Metal?organic frameworks (MOFs) with constricted pores can

increase the adsorbate density of gas and facilitate effective CO2 separation from

flue gas or natural gas due to their enhanced overlapping of potential fields of the

pores. Herein, an MOF with constricted pores, which was formed by narrow

channels and blocks of functional groups, was fabricated from the assembly of a

methyl-functionalized ligand and Zn(II) centers (termed NPC-7-Zn). Structural

analysis of the as-synthesized NPC-7-Zn reveals a series of zigzag pores with pore

diameters of ~0.7 nm, which could be favorable for CO2 traps. For reinforcing the

framework stability, a solvothermal metal metathesis on the pristine MOF NPC-

7-Zn was performed, and a new Cu(II) MOF (termed NPC-7-Cu) with an

identical framework was produced. The influence of the reaction temperatures on

the metal metathesis process was investigated.
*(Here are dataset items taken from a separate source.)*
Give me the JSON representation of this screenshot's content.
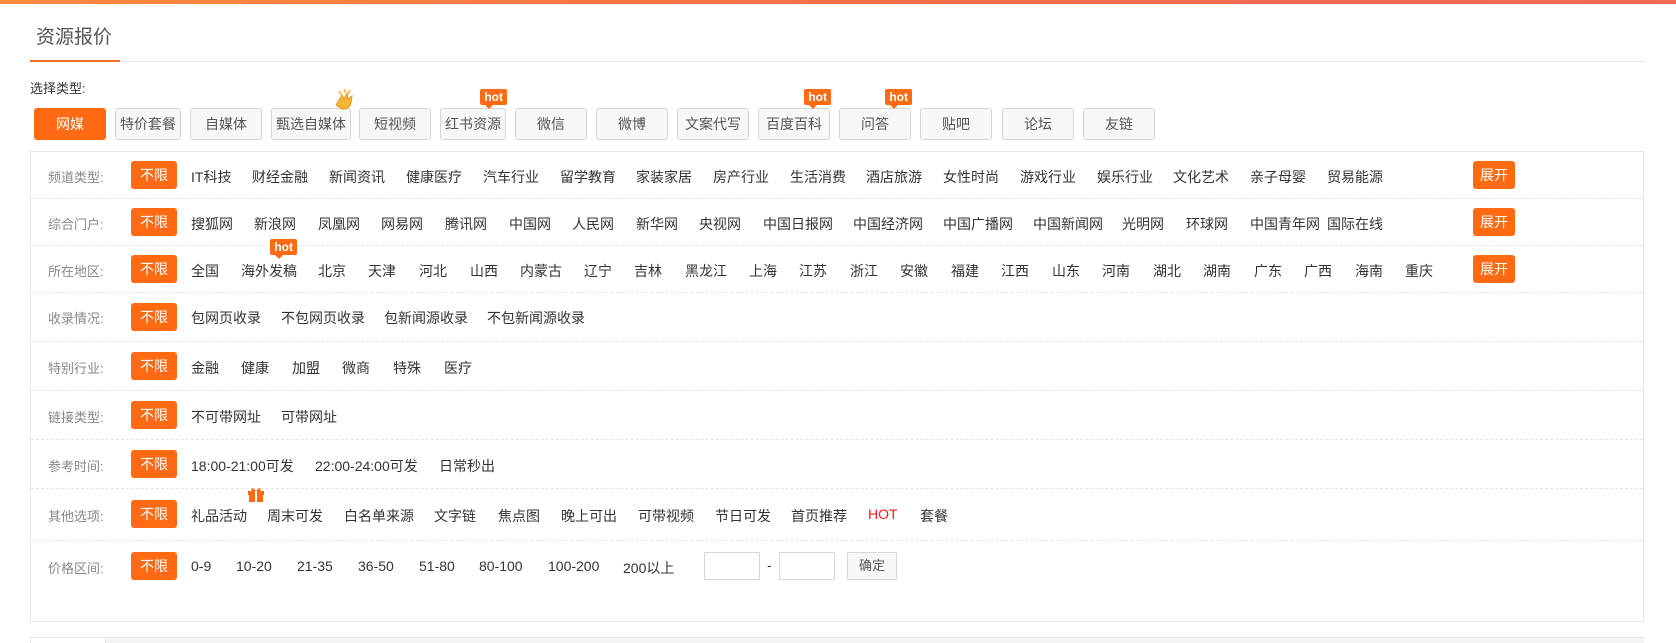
{
  "page_title": "资源报价",
  "type_label": "选择类型:",
  "types": [
    {
      "label": "网媒",
      "active": true
    },
    {
      "label": "特价套餐"
    },
    {
      "label": "自媒体"
    },
    {
      "label": "甄选自媒体",
      "icon": "hand-icon"
    },
    {
      "label": "短视频"
    },
    {
      "label": "红书资源",
      "hot": "hot"
    },
    {
      "label": "微信"
    },
    {
      "label": "微博"
    },
    {
      "label": "文案代写"
    },
    {
      "label": "百度百科",
      "hot": "hot"
    },
    {
      "label": "问答",
      "hot": "hot"
    },
    {
      "label": "贴吧"
    },
    {
      "label": "论坛"
    },
    {
      "label": "友链"
    }
  ],
  "unlimited_label": "不限",
  "expand_label": "展开",
  "filters": {
    "channel": {
      "label": "频道类型:",
      "options": [
        "IT科技",
        "财经金融",
        "新闻资讯",
        "健康医疗",
        "汽车行业",
        "留学教育",
        "家装家居",
        "房产行业",
        "生活消费",
        "酒店旅游",
        "女性时尚",
        "游戏行业",
        "娱乐行业",
        "文化艺术",
        "亲子母婴",
        "贸易能源"
      ]
    },
    "portal": {
      "label": "综合门户:",
      "options": [
        "搜狐网",
        "新浪网",
        "凤凰网",
        "网易网",
        "腾讯网",
        "中国网",
        "人民网",
        "新华网",
        "央视网",
        "中国日报网",
        "中国经济网",
        "中国广播网",
        "中国新闻网",
        "光明网",
        "环球网",
        "中国青年网",
        "国际在线"
      ]
    },
    "region": {
      "label": "所在地区:",
      "hot_tag": "hot",
      "options": [
        "全国",
        "海外发稿",
        "北京",
        "天津",
        "河北",
        "山西",
        "内蒙古",
        "辽宁",
        "吉林",
        "黑龙江",
        "上海",
        "江苏",
        "浙江",
        "安徽",
        "福建",
        "江西",
        "山东",
        "河南",
        "湖北",
        "湖南",
        "广东",
        "广西",
        "海南",
        "重庆"
      ]
    },
    "indexing": {
      "label": "收录情况:",
      "options": [
        "包网页收录",
        "不包网页收录",
        "包新闻源收录",
        "不包新闻源收录"
      ]
    },
    "industry": {
      "label": "特别行业:",
      "options": [
        "金融",
        "健康",
        "加盟",
        "微商",
        "特殊",
        "医疗"
      ]
    },
    "link": {
      "label": "链接类型:",
      "options": [
        "不可带网址",
        "可带网址"
      ]
    },
    "time": {
      "label": "参考时间:",
      "options": [
        "18:00-21:00可发",
        "22:00-24:00可发",
        "日常秒出"
      ]
    },
    "other": {
      "label": "其他选项:",
      "options": [
        "礼品活动",
        "周末可发",
        "白名单来源",
        "文字链",
        "焦点图",
        "晚上可出",
        "可带视频",
        "节日可发",
        "首页推荐",
        "HOT",
        "套餐"
      ]
    },
    "price": {
      "label": "价格区间:",
      "options": [
        "0-9",
        "10-20",
        "21-35",
        "36-50",
        "51-80",
        "80-100",
        "100-200",
        "200以上"
      ],
      "separator": "-",
      "confirm_label": "确定"
    }
  },
  "colors": {
    "accent": "#ff6a12",
    "hot_text": "#ff1a1a"
  }
}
The results show that the

constricted pores in NPC-7-Zn can induce kinetic issues that largely slow the

metal metathesis process at room temperature. However, this kinetic issue can be

solved by applying higher reaction temperatures. The modified MOF NPC-7-Cu exhibits significant improvements in framework

stability and thus leads to a permanent porosity for this framework. The constricted pore structure enables enhanced potential

fields for these pores, rendering this MOF with high adsorbate densities for CO2 and high adsorption selectivity for a CO2/N2

gas mixture. The adsorption kinetic studies reveal that CH4 has a faster diffusion rate constant than CO2, showing a surface

diffusion controlled mechanism for CO2 and CH4 adsorption.